‘National interest’ figleaf avoids debate on wars and terror laws

Citing ‘the national interest’ enables Julie Bishop and her government colleagues simply to assert the need for everything from tougher security laws to supplying arms to Iraqi rebels. AAP/Lukas Coch

“There is no such thing as the national interest,” I tell my first-year Australian foreign policy students.

This tends to stop them in their tracks. After all, if there is no such thing as the national interest, how can they – as ardent future policy makers and thought leaders – go about constructing sensible foreign policy futures?

Unfazed by 420 concerned stares, I continue:

When you argue for a particular policy, you can put forward ideas about morality or strategy, present facts and figures, precedents or philosophical arguments. But you may not simply assert that a particular policy is or isn’t in the national interest. Before you do that, you must tell me what the national interest is.

Who gets to decide the national interest?

Of course, to claim that the national interest is a fiction is somewhat of an obfuscation. But to state, as our politicians do, that there is an objective and irrefutable national interest “out there” is far more dangerous. It takes the responsibility for shaping the national interest out of our hands – and puts it firmly into the hands of those in power.

Foreign Minister Julie Bishop seems unwilling to entertain the idea that the national interest might be open for debate. For instance, on August 27, asked whether Australia might consider providing arms to Kurdish Peshmerga forces, the minister responded: “We would only act in our national interest.” As if by simply stating so, it were a fait accompli.

Minister Bishop’s full response moved, without skipping a beat, to the argument that the Australian intelligence community required greater legal latitude to fulfil its duties. She declared:

Our national interest is to ensure that Australians can be as safe and secure as the government can achieve, and that’s what we’re seeking to do with the changes in the law. That’s why we want the support from the crossbenches, from the opposition, to ensure that we can make the environment in Australia as safe as possible.

This kind of response is problematic in two ways. Most obviously, it muddies the political waters by indirectly conflating changes to the funding and operation of Australian intelligence with Islamic State operations against the Kurds – a political side-step that is relatively easy to recognise.

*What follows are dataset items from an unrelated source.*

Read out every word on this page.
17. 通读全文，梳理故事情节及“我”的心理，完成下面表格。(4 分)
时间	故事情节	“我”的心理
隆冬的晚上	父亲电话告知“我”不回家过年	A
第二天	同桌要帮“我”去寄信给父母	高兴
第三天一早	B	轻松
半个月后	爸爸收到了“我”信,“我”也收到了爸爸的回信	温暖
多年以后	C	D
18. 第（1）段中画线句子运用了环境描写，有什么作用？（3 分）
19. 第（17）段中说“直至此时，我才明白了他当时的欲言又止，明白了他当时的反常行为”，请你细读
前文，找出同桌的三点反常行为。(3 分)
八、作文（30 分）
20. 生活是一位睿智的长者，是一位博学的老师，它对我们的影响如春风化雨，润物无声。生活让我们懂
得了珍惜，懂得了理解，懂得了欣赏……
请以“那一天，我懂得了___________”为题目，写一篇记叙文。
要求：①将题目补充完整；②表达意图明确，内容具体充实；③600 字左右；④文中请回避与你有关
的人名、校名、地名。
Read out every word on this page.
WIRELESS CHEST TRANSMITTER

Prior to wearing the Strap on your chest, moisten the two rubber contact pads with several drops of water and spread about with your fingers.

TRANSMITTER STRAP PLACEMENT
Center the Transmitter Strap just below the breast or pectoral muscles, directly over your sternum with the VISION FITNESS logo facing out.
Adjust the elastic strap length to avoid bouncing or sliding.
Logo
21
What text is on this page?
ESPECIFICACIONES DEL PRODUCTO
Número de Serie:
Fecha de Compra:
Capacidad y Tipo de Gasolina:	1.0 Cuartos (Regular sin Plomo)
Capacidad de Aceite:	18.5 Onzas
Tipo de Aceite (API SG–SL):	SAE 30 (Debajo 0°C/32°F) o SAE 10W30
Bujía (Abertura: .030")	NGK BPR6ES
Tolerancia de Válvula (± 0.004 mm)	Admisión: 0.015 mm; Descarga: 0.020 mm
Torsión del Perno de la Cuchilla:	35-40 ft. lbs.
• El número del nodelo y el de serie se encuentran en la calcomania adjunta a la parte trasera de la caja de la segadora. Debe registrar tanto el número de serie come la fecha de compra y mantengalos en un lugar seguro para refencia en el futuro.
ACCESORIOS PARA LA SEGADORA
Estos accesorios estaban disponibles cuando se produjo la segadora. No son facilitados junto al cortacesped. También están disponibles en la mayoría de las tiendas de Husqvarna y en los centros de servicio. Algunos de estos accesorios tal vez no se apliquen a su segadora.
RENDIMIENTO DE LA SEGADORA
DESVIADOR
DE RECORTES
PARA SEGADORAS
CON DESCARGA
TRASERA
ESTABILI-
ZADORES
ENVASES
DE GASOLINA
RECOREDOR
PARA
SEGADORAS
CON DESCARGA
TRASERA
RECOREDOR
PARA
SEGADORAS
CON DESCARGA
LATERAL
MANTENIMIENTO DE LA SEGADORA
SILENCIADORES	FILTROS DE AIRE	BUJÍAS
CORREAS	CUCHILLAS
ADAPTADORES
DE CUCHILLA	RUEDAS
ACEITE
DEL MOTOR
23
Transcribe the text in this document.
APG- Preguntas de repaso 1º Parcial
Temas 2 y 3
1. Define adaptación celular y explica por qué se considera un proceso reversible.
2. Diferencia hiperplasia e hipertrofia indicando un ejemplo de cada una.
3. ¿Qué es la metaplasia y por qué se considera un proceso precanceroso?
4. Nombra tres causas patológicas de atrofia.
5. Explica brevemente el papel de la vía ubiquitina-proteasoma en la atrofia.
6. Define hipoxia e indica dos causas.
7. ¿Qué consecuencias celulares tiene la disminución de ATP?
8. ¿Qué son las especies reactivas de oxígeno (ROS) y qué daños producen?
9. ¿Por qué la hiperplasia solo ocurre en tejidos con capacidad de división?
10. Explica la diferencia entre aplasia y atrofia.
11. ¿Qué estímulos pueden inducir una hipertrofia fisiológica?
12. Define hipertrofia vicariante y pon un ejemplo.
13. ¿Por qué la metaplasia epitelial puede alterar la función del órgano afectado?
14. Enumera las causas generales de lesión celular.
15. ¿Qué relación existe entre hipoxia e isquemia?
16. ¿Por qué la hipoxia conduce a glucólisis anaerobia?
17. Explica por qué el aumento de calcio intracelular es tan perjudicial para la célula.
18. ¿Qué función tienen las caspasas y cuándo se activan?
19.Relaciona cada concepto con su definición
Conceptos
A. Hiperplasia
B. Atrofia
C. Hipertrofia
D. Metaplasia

More alarming is the attempt to avoid answering the question altogether. Instead, thoughtful debate is substituted with the assertion that, whatever the government decides, it will be “in the national interest”.

A device for avoiding debate

Once again we have seen bipartisan support for the sidestepping of parliament on the question of committing Australian troops abroad. When Greens leader Christine Milne tried to force an urgent parliamentary debate on Australia’s proposed military involvement in Iraq, both major parties blocked the motion. Instead, they supported the idea that such decisions should stay firmly in the hands of the executive.

The idea that foreign policy is an elite decision-making arena, beyond the ken of the average Australian, and should not be submitted to the vagaries of parliament, is one that serves governments well. Labor in opposition knows it too will benefit from such a formulation when in power. It is in the opposition’s interest to continue the myth.

Even now, John Howard uses ‘the national interest’ as an all-encompassing justification for invading Iraq in 2003. AAP/Paul Miller

It is not clear why foreign policy is still considered something apart from the general public. In 2014, Australians have access to news and opinions from around the world. This allows them to develop informed viewpoints about the practical and ethical implications of foreign policy decisions.

Why should complex legislation regarding carbon trading regulations be considered by parliament and not questions of national security? The argument that intelligence briefings provide the clarity required to inform such decision-making is a smokescreen. We learned this back in 2003, after we had been told that reliable and sensitive intelligence pointed to the possession of weapons of mass destruction in Iraq.

When we submit to these arguments, we sacrifice exactly the democratic values we profess to defend. A functioning and responsive parliament is at the core of this.

The Australian public deserves to be part of the conversation. Once troops are committed, it is difficult for politicians to properly represent the views of their constituents, for fear of appearing to denigrate the work of those Australians putting their lives on the line. It is imperative that we allow such opinions to be aired – through the democratic mechanisms we are so fortunate to have at our disposal – before we embark on military adventures.

We need to put aside the idea that it is possible to create objective policy in the name of the national interest – for the national interest itself should be decided by the community whose interest it is.

As far as it is something real, national interest is a product of the political, social and cultural meaning we give it. My first-year students understand this, and I’d bet that most Australians would too, given half the chance.